Facility location design under continuous traffic equilibrium

• We optimize facility location under customer traffic equilibrium in a continuous space.
• The problem is bi-level, mixed-integer, and involves nonlinear partial differential equations.
• Continuum approximation is used to effectively optimize facility density and traffic flux.
• A discrete model (solved by Lagrangian relaxation and finite element method) is also proposed.
• Numerical experiments illustrate applicability of both models, and also cast insights.

This paper presents two modeling approaches for median-type facility location design under elastic customer demand and traffic equilibrium in a continuous space. The first approach, following the continuum approximation scheme, builds upon the special case of an infinite homogeneous plane where traffic equilibrium can be described by an ordinary differential equation. The solution to this homogeneous case, sometimes in a closed form, is then used to develop approximate solutions to more general cases (e.g., those in a heterogeneous space). This model provides a computationally efficient way to obtain managerial insights and near-optimal solutions, especially for large problem instances.

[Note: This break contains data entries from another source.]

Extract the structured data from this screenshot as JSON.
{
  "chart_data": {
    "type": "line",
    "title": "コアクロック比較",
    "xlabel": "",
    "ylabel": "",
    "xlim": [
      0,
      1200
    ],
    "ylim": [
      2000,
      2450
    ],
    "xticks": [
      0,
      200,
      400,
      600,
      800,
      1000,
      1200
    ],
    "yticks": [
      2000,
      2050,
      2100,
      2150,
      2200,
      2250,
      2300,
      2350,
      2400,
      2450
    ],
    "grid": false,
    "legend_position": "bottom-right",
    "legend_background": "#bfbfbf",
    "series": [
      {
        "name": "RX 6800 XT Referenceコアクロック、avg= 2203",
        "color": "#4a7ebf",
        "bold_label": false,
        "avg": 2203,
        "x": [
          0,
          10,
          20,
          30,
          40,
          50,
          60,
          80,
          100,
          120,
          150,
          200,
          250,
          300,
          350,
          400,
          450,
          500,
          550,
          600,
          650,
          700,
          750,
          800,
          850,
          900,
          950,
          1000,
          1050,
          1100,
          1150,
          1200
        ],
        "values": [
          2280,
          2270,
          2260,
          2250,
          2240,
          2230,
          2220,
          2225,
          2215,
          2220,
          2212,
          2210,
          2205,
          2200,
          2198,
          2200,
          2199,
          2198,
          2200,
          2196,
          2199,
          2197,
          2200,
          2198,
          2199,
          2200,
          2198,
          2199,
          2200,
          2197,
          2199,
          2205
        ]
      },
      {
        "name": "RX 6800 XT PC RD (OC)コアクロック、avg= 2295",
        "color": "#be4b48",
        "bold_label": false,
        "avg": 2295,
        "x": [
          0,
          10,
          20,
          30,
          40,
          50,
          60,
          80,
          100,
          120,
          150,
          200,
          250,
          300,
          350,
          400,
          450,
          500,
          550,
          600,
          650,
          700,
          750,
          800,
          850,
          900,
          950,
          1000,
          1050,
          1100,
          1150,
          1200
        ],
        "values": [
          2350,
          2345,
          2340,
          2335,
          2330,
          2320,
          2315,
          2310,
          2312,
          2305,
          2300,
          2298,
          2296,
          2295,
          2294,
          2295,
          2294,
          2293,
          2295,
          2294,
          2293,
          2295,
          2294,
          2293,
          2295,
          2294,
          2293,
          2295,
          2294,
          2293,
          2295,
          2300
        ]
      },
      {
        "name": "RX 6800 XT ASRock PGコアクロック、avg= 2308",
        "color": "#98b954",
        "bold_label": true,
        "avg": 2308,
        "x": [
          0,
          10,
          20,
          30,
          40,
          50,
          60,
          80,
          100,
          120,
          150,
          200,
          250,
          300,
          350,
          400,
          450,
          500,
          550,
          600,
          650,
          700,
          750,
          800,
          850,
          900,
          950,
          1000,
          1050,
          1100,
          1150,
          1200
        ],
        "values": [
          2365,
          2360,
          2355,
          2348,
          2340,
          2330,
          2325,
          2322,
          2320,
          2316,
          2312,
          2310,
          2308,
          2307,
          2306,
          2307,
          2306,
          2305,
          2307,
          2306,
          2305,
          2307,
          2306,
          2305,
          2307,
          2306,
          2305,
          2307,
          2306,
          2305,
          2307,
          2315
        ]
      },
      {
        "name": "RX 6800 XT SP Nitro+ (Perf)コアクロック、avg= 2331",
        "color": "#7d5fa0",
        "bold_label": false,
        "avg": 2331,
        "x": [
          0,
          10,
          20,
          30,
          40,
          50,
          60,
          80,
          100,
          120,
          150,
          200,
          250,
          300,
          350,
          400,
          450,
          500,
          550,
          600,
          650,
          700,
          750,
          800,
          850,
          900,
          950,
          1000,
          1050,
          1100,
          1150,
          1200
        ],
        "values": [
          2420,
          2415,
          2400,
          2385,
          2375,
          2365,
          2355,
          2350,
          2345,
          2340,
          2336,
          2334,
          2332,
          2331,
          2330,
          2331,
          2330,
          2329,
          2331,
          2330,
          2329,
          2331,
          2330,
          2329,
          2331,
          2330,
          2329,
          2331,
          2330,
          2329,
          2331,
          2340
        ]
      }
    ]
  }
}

We also develop a more traditional discrete location model in the form of a mixed-integer program, which builds directly upon a nonlinear partial differential equation description of customer traffic equilibrium. We develop a Lagrangian relaxation based solution approach with an embedded finite-element method subroutine, to separate and solve the location decisions as well as the traffic equilibrium. Numerical experiments are conducted to illustrate applicability of the proposed models and to compare performance of the two complementing modeling approaches.